Humans Wiped Out Australia's Megafauna

Humans destroy more things in the environment than climate change. This is especially the case in Australia where over the last 50,000 years people have wiped out the county's megafauna. Before Aboriginals arrived flightless birds, large reptiles and giant marsupials lived a carefree existence.

Humans slaughtered the large animals in a very short period of time. More accurate dating of bones shows that megafauna died out abruptly. When the giant creatures were in large numbers there is no evidence of human tools. After the Diprotodon, Australia's largest marsupial, large kangaroos and flightless birds died out stone tools appeared. Accurate dating shows they did not exist at the same time even though they were found together at certain locations. When humans became settled the large animals were gone. The odd thing is that humans and megafauna must have coexisted for at least 5,000 years. But this is a very narrow window to find evidence of both living side by side.

This gives weight to the theory that the arrival of modern Man in the Americas caused the demise of the mammoth.
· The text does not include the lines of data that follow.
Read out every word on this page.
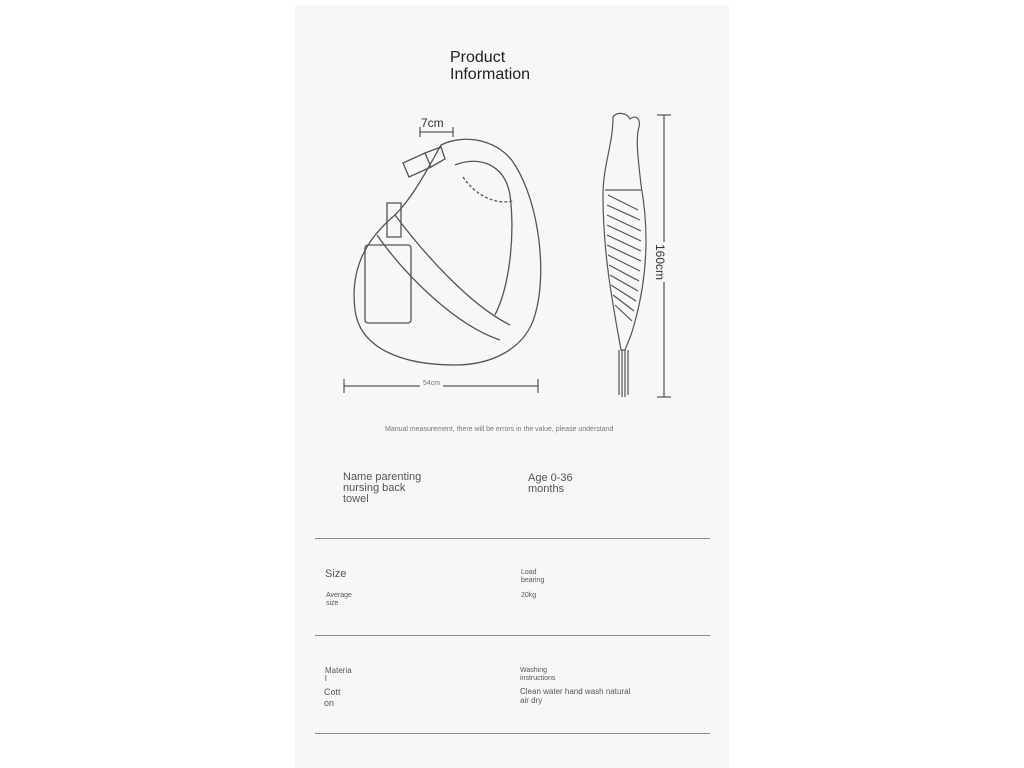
Product Information
7cm
54cm
160cm
Manual measurement, there will be errors in the value, please understand
Name parenting nursing back towel
Age 0-36 months
Size
Average size
Load bearing
20kg
Materia l
Cott on
Washing instructions
Clean water hand wash natural air dry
Though there is a problem with the American story. Megafauna "ruled" during the ice age which occurred 12,000 years ago. Its seems that when the ice ages ended life changed for the large animals. The climate was then well and truly against the survival of mammoths, short-faced bears, giant bison and sabor-toothed tigers. Some megafauna, however, continued to survive in Kansas, and Nebraska after the ice age period. The skeleton of a giant beaver has been found dating from 10,000 years ago. So Man could still be the culprit.